Microsoft, que a menudo trata de posicionarse como un líder de la industria en temas de ética y privacidad, publicó sus principios sobre el desarrollo de la IA y publicó un breve libro que discutía las implicaciones sociales de la tecnología y además, ha pedido cierta regulación gubernamental de las tecnologías de la IA.
El presidente de la compañía incluso se reunió con el Papa Francisco a principios de este año para discutir la ética de la industria.
Amazon por otro lado, anunció recientemente que está ayudando a financiar la investigación federal sobre la "equidad algorítmica", y Salesforce emplea a un "arquitecto" para la práctica ética de la inteligencia artificial, así como a un oficial "jefe de uso ético y humano". Es difícil encontrar una empresa de tecnología de marca sin iniciativas similares.
Es bueno que las empresas estén estudiando el tema y buscando perspectivas sobre la ética de la industria, dijo Oren Etzioni, director ejecutivo del Instituto Allen de Inteligencia Artificial, una organización de investigación. Pero en última instancia, dijo, el CEO de una empresa, tiene la tarea de decidir qué sugerencias sobre ética sobre IA puede incorporar en las decisiones de negocios.
"Creo que en general es un paso positivo", dijo. “Dicho esto, la prueba está en una implementación exitosa”.
El impacto que la inteligencia artificial puede tener en la sociedad nunca ha sido más claro, dijo Etzioni, y las compañías están reaccionando a los estudios sobre el poder de los algoritmos de recomendación y el sesgo de género en la IA.
Pero, como lo demuestra el intento de Google, discutir los problemas en el ojo público, también invita al escrutinio público.

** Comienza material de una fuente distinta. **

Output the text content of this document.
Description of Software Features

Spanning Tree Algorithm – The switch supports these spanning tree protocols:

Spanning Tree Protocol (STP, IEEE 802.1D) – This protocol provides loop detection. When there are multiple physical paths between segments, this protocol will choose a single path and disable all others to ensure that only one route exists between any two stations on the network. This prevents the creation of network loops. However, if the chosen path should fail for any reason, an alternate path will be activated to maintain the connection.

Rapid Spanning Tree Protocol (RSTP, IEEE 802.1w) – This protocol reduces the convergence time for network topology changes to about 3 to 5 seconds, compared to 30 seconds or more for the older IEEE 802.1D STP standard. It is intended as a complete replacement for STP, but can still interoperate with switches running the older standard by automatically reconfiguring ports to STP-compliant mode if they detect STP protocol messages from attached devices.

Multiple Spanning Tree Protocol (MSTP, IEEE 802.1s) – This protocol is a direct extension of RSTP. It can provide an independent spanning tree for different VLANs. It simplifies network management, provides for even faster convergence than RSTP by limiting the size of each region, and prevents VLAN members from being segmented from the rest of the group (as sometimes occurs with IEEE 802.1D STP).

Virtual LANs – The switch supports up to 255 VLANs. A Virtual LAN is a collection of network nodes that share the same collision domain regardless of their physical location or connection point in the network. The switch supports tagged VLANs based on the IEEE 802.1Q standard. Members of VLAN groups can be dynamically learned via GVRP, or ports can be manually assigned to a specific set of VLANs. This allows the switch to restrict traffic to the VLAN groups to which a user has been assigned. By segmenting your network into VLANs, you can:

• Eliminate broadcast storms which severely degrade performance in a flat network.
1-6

Ahora sería el momento para que Google establezca principios de ética que incluyan compromisos que deben cumplir, supervisión externa y otros puntos de control para hacerlos responsables.
Incluso si las compañías siguen estableciendo juntas externas para supervisar la responsabilidad de la IA, la regulación gubernamental seguirá siendo necesaria, dijo Liz O'Sullivan, una trabajadora tecnológica que dejó la empresa de inteligencia artificial Clarifai sobre el trabajo de la compañía en el Proyecto Maven del Pentágono, el mismo proyecto que abandonó Google después de que sus empleados protestaron.
O’Sullivan desconfía de las juntas o consejos y las sugerencias que apuntan cumplir. Ella cree que las grandes compañías están formando Juntas solo para dar una impresión pública positiva y no para realmente restringir métodos poco éticos.
Con el avance de la implementación de la Inteligencia Artificial surgirán cambios reales, regulaciones de los estados y las grandes compañías ya no podrán simplemente fingir que les importa la ética en cuanto a la IA.